«La visione di Obama di una pace globale in Medio Oriente si sgretola»

di Agnes Rotivel
da «La Croix» (Traduzione di Paola Robino Rizet per Osservatorio Iraq)

Rashid Khalidi è uno storico, titolare della cattedra Edward-Said alla Columbia University e direttore del centro di studi sul Medio Oriente. L’accademico americano di origine palestinese ritiene che la nuova amministrazione ha compiuto un errore strategico focalizzandosi sulla colonizzazione israeliana nei Territori palestinesi.
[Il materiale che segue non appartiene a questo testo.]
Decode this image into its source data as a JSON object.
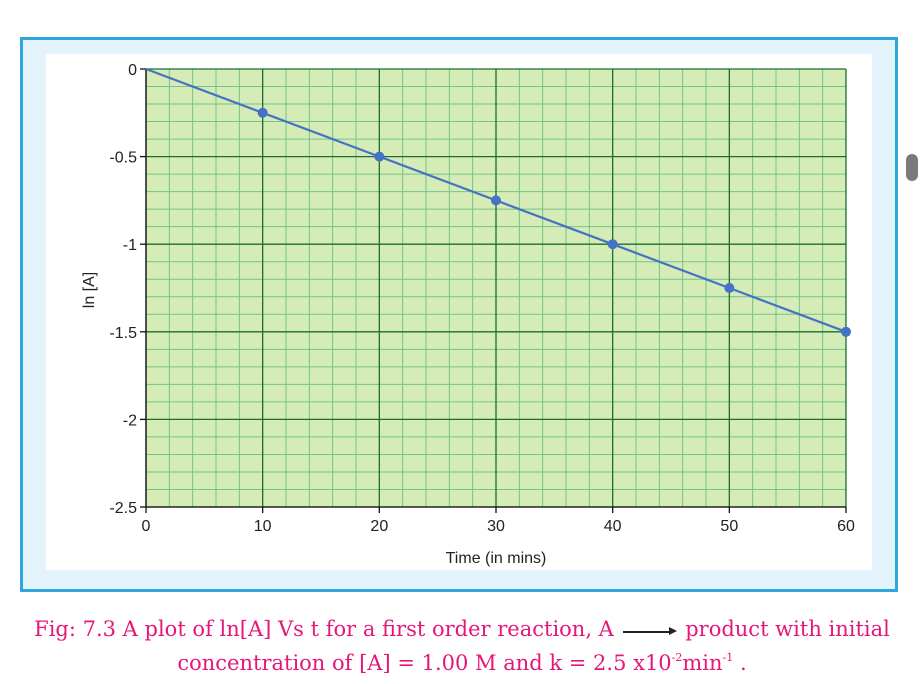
{
  "chart_data": {
    "type": "line",
    "xlabel": "Time (in mins)",
    "ylabel": "ln [A]",
    "xlim": [
      0,
      60
    ],
    "ylim": [
      -2.5,
      0
    ],
    "xticks": [
      0,
      10,
      20,
      30,
      40,
      50,
      60
    ],
    "yticks": [
      0,
      -0.5,
      -1,
      -1.5,
      -2,
      -2.5
    ],
    "xtick_labels": [
      "0",
      "10",
      "20",
      "30",
      "40",
      "50",
      "60"
    ],
    "ytick_labels": [
      "0",
      "-0.5",
      "-1",
      "-1.5",
      "-2",
      "-2.5"
    ],
    "grid": "graph paper (major every 10 min / 0.5, minor every 2 min / 0.1)",
    "series": [
      {
        "x": [
          0,
          10,
          20,
          30,
          40,
          50,
          60
        ],
        "y": [
          0,
          -0.25,
          -0.5,
          -0.75,
          -1.0,
          -1.25,
          -1.5
        ],
        "markers": [
          false,
          true,
          true,
          true,
          true,
          true,
          true
        ],
        "color": "#4472c4"
      }
    ]
  },
  "colors": {
    "plot_background": "#d6ecb6",
    "minor_grid": "#72c48a",
    "major_grid": "#1a6e32",
    "frame_border": "#2fa6dd",
    "frame_background": "#e2f3fb",
    "caption": "#e6157a"
  },
  "caption": {
    "line1_a": "Fig: 7.3 A plot of  ln[A] Vs t  for a first order reaction,  A",
    "line1_b": "product   with initial",
    "line2_a": "concentration of [A] = 1.00 M  and k = 2.5 x10",
    "line2_exp1": "-2",
    "line2_b": "min",
    "line2_exp2": "-1",
    "line2_c": "  ."
  }
}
Il negoziatore americano George Mitchell è da domenica in Medio Oriente. Da mesi, l’amministrazione Obama tenta di ottenere il congelamento delle colonie. Riuscirà nel suo intento?
Rashid Khalidi: non credo che il governo israeliano interromperà il processo di colonizzazione. Ha annunciato che continuerà ad erigere nuove costruzioni a Gerusalemme Est e nelle colonie della Cisgiordania. Prima ancora dell’arrivo in Israele di George Mitchell il governo di Benyamin Netanyahou era deciso a continuare su questa strada. La maggioranza dei partiti della coalizione di governo è persuasa della necessità della colonizzazione.

Il governo americano ha adottato una buona strategia?
E’ stato un errore concentrare tutti gli sforzi sulla colonizzazione, senza mettere l’accento su altri punti, quali la fine dell’occupazione, la rimozione dei blocchi e dei check point. In questa maniera, gli israeliani non metteranno tutte le loro energie per impegnarsi contro la richiesta di Obama. Bisogna riconoscere che l’ascesa al potere di una nuova coalizione orientata molto più a destra che in passato ha complicato il compito di Obama. Solo la caduta del governo di Netanyahou consentirebbe di ottenere il congelamento delle colonie.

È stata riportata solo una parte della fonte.